Desta forma, não só em Portugal, mas um pouco por todo o mundo, o retalho online vai fidelizando cada vez mais consumidores, aperfeiçoando a sua experiência de compra e aumentando a sua quota de mercado relativamente ao offline.

Por outro lado, não podemos esquecer as circunstâncias relacionadas com as novas epidemias, como o atual novo coronavírus cujas consequências, quer na China e Itália quer noutros países, em termos de crescimento de compras à distância, por força do receio de frequentar espaços públicos como são as lojas, ainda está muito longe de apurar.

Assim sendo, e mesmo sem este tipo de circunstâncias que serão sempre temporárias, como irão reagir as lojas físicas, ao inevitável crescimento do comércio eletrónico, num futuro próximo?

Ora, para que as lojas físicas evoluam e inovem, de modo a permanecerem relevantes, temos várias áreas a considerar, nomeadamente, a compreensão dos shoppers e das suas missões de compra, pois no futuro as distinções entre formatos serão menos relevantes e os retalhistas e fabricantes terão de envolver-se e interagir com aqueles de um modo mais individual.

Os retalhistas deverão implementar designs de loja flexíveis, uma vez que a tecnologia permite libertar espaço interior que pode ser usado para atrair os shoppers e gerar tráfego, com uma maior aposta nos frescos e soluções de refeições convenientes. Além disso, deverá também ser reforçado o investimento nos recursos humanos pois, uma das vantagens da tecnologia, é permitir libertar os colaboradores para os serviços de valor acrescentado, dando uma imagem mais simpática e atenta às insígnias retalhistas.

Os retalhistas offline deverão ainda trabalhar na restruturação das suas gamas e oferecer tudo aquilo que o comércio eletrónico não consegue e gerar experiências de compra únicas e relevantes. A velocidade de passagem na caixa é importante, pelo que a opção correta será automatizar as caixas de saída, libertando espaço da loja e tempo para os colaboradores ajudarem os clientes.

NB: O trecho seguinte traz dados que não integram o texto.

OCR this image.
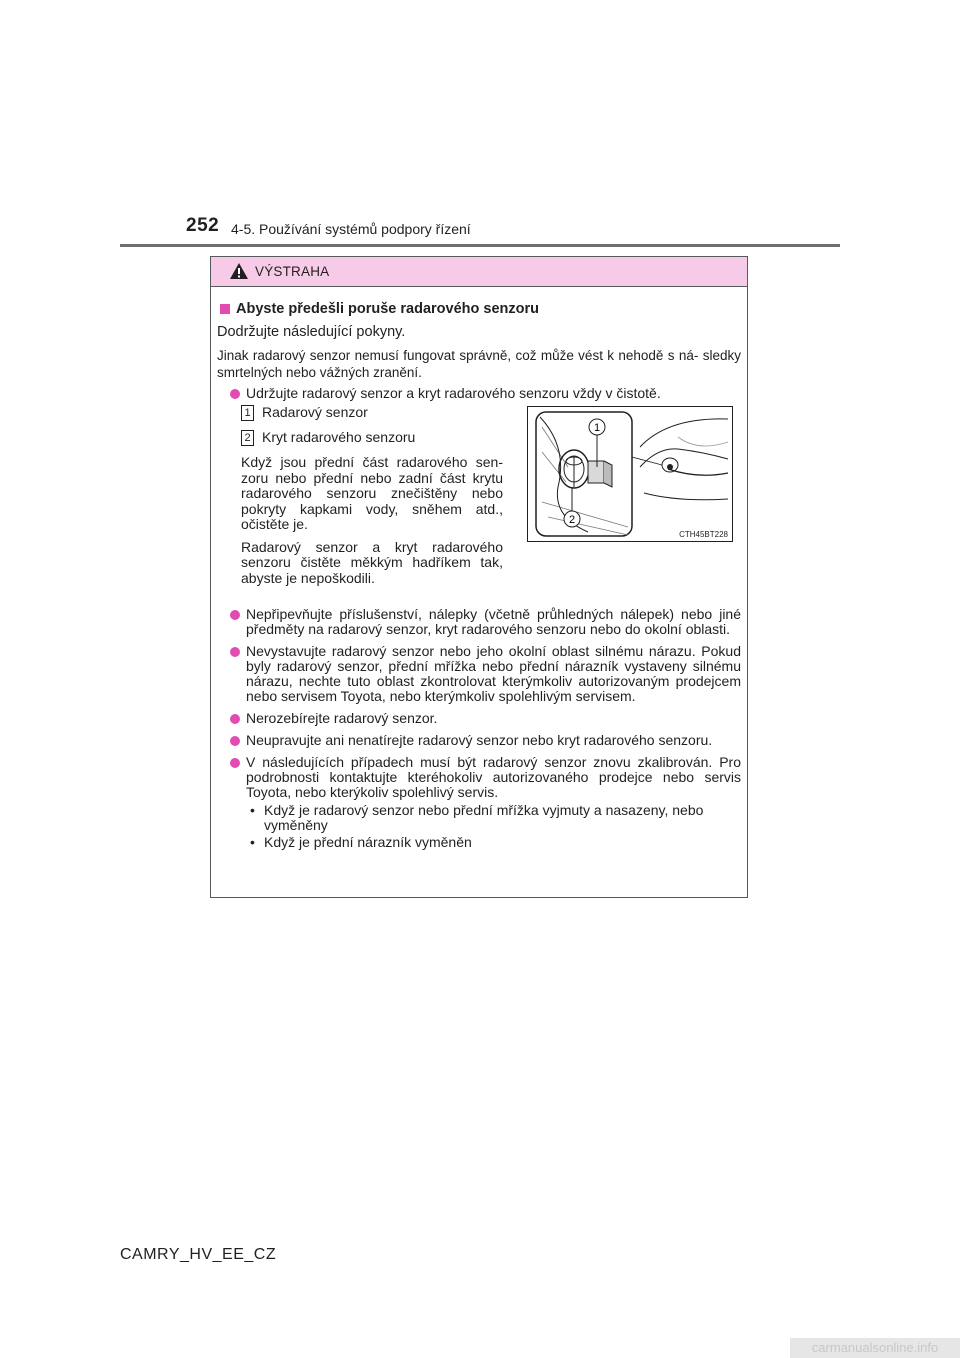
252 4-5. Používání systémů podpory řízení
VÝSTRAHA
Abyste předešli poruše radarového senzoru
Dodržujte následující pokyny.
Jinak radarový senzor nemusí fungovat správně, což může vést k nehodě s ná- sledky smrtelných nebo vážných zranění.
Udržujte radarový senzor a kryt radarového senzoru vždy v čistotě.
1 Radarový senzor
2 Kryt radarového senzoru

Když jsou přední část radarového sen- zoru nebo přední nebo zadní část krytu radarového senzoru znečištěny nebo pokryty kapkami vody, sněhem atd., očistěte je.

Radarový senzor a kryt radarového senzoru čistěte měkkým hadříkem tak, abyste je nepoškodili.

1
2
CTH45BT228
Nepřipevňujte příslušenství, nálepky (včetně průhledných nálepek) nebo jiné předměty na radarový senzor, kryt radarového senzoru nebo do okolní oblasti.
Nevystavujte radarový senzor nebo jeho okolní oblast silnému nárazu. Pokud byly radarový senzor, přední mřížka nebo přední nárazník vystaveny silnému nárazu, nechte tuto oblast zkontrolovat kterýmkoliv autorizovaným prodejcem nebo servisem Toyota, nebo kterýmkoliv spolehlivým servisem.
Nerozebírejte radarový senzor.
Neupravujte ani nenatírejte radarový senzor nebo kryt radarového senzoru.
V následujících případech musí být radarový senzor znovu zkalibrován. Pro podrobnosti kontaktujte kteréhokoliv autorizovaného prodejce nebo servis Toyota, nebo kterýkoliv spolehlivý servis.
• Když je radarový senzor nebo přední mřížka vyjmuty a nasazeny, nebo vyměněny
• Když je přední nárazník vyměněn
CAMRY_HV_EE_CZ
carmanualsonline.info
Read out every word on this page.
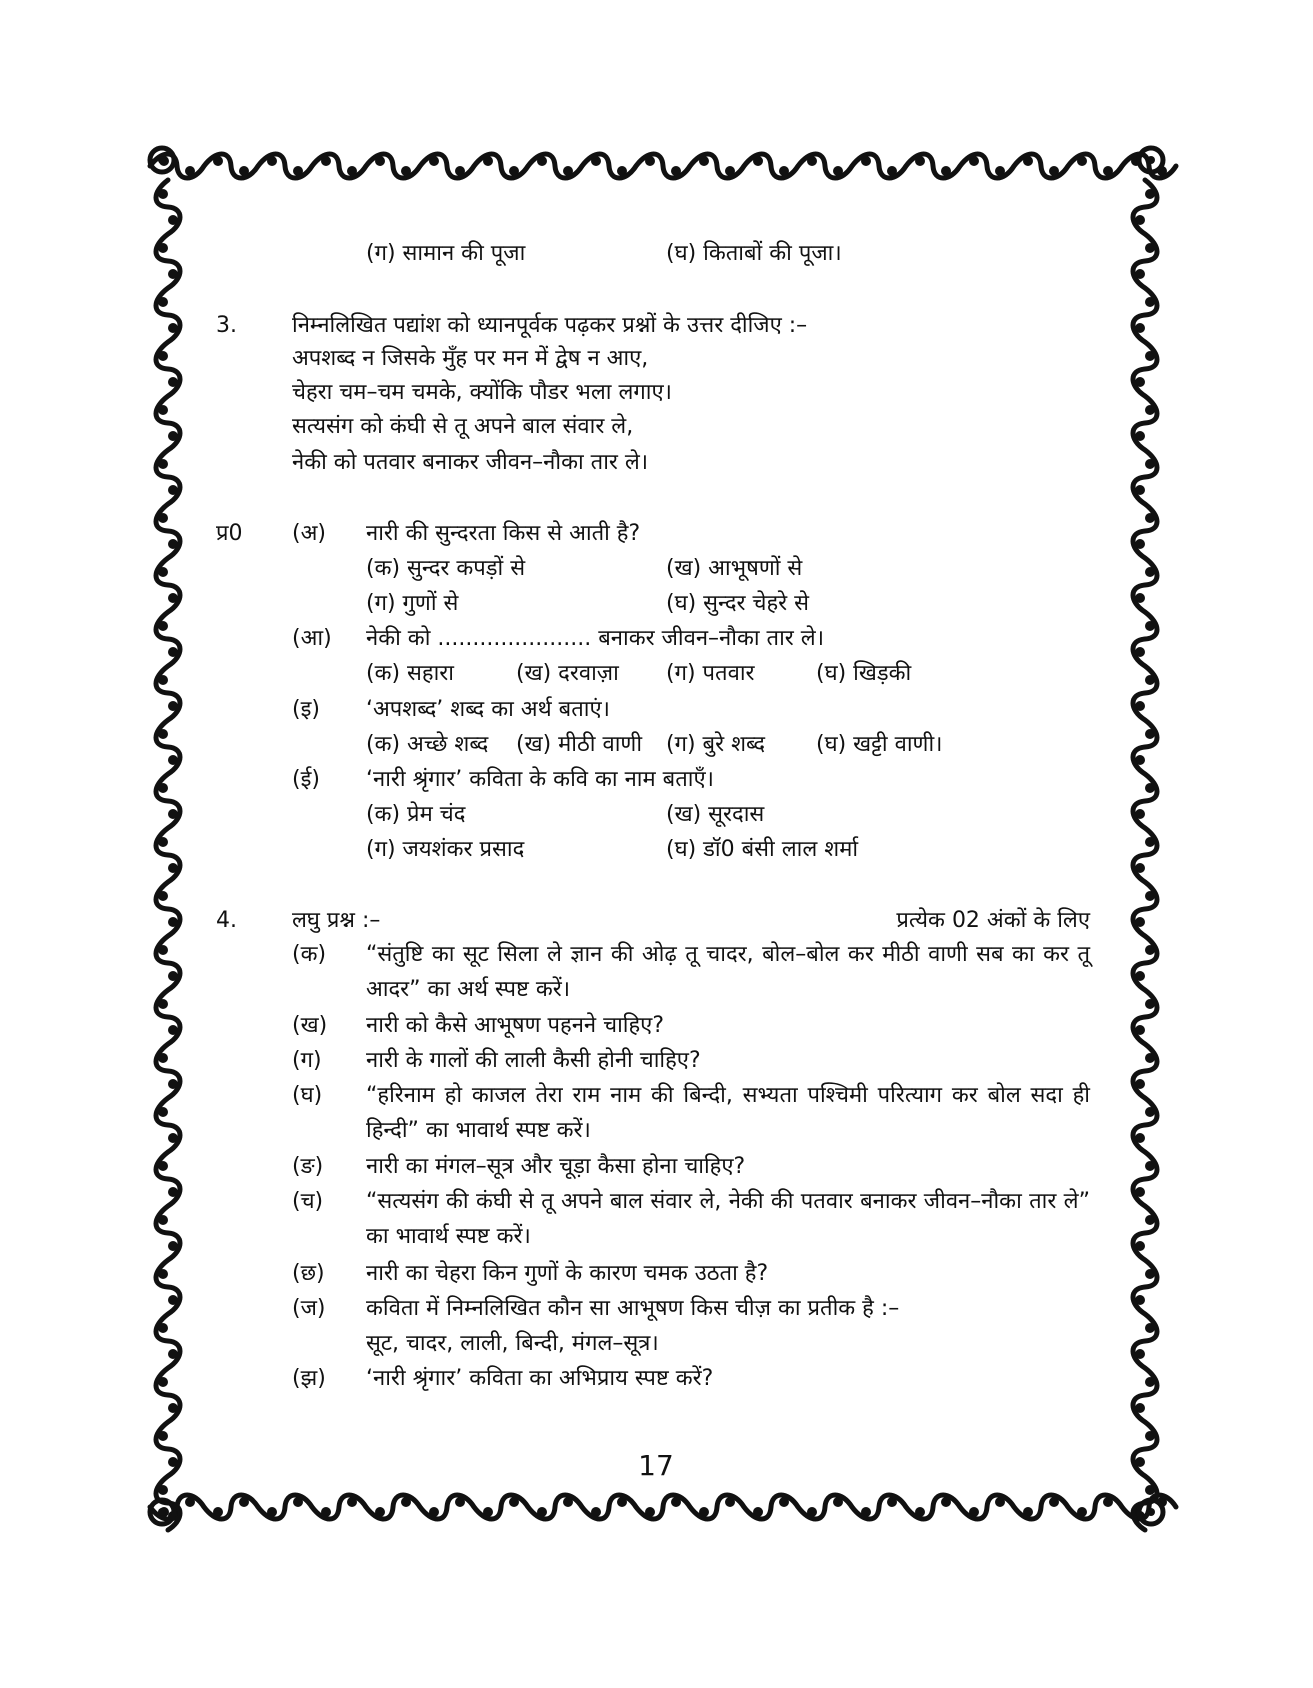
(ग) सामान की पूजा	(घ) किताबों की पूजा।
3.	निम्नलिखित पद्यांश को ध्यानपूर्वक पढ़कर प्रश्नों के उत्तर दीजिए :–
अपशब्द न जिसके मुँह पर मन में द्वेष न आए,
चेहरा चम–चम चमके, क्योंकि पौडर भला लगाए।
सत्यसंग को कंघी से तू अपने बाल संवार ले,
नेकी को पतवार बनाकर जीवन–नौका तार ले।
प्र0 (अ) नारी की सुन्दरता किस से आती है?
(क) सुन्दर कपड़ों से	(ख) आभूषणों से
(ग) गुणों से	(घ) सुन्दर चेहरे से
(आ) नेकी को ...................... बनाकर जीवन–नौका तार ले।
(क) सहारा	(ख) दरवाज़ा (ग) पतवार	(घ) खिड़की
(इ) ‘अपशब्द’ शब्द का अर्थ बताएं।
(क) अच्छे शब्द (ख) मीठी वाणी (ग) बुरे शब्द (घ) खट्टी वाणी।
(ई) ‘नारी श्रृंगार’ कविता के कवि का नाम बताएँ।
(क) प्रेम चंद	(ख) सूरदास
(ग) जयशंकर प्रसाद	(घ) डॉ0 बंसी लाल शर्मा
4.	लघु प्रश्न :–	प्रत्येक 02 अंकों के लिए
(क) “संतुष्टि का सूट सिला ले ज्ञान की ओढ़ तू चादर, बोल–बोल कर मीठी वाणी सब का कर तू आदर” का अर्थ स्पष्ट करें।
(ख) नारी को कैसे आभूषण पहनने चाहिए?
(ग) नारी के गालों की लाली कैसी होनी चाहिए?
(घ) “हरिनाम हो काजल तेरा राम नाम की बिन्दी, सभ्यता पश्चिमी परित्याग कर बोल सदा ही हिन्दी” का भावार्थ स्पष्ट करें।
(ङ) नारी का मंगल–सूत्र और चूड़ा कैसा होना चाहिए?
(च) “सत्यसंग की कंघी से तू अपने बाल संवार ले, नेकी की पतवार बनाकर जीवन–नौका तार ले” का भावार्थ स्पष्ट करें।
(छ) नारी का चेहरा किन गुणों के कारण चमक उठता है?
(ज) कविता में निम्नलिखित कौन सा आभूषण किस चीज़ का प्रतीक है :–
सूट, चादर, लाली, बिन्दी, मंगल–सूत्र।
(झ) ‘नारी श्रृंगार’ कविता का अभिप्राय स्पष्ट करें?
17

Outro aspeto extremamente importante para os retalhistas deverá ser o imperativo de um maior entendimento do planeamento de necessidades e da capacidade para reagir mais rapidamente, através de uma maior colaboração ao longo da cadeia. Não esquecer ainda a importância das métricas aplicadas às lojas, uma vez que só se pode evoluir se conseguirmos avaliar com rigor aquilo que se faz.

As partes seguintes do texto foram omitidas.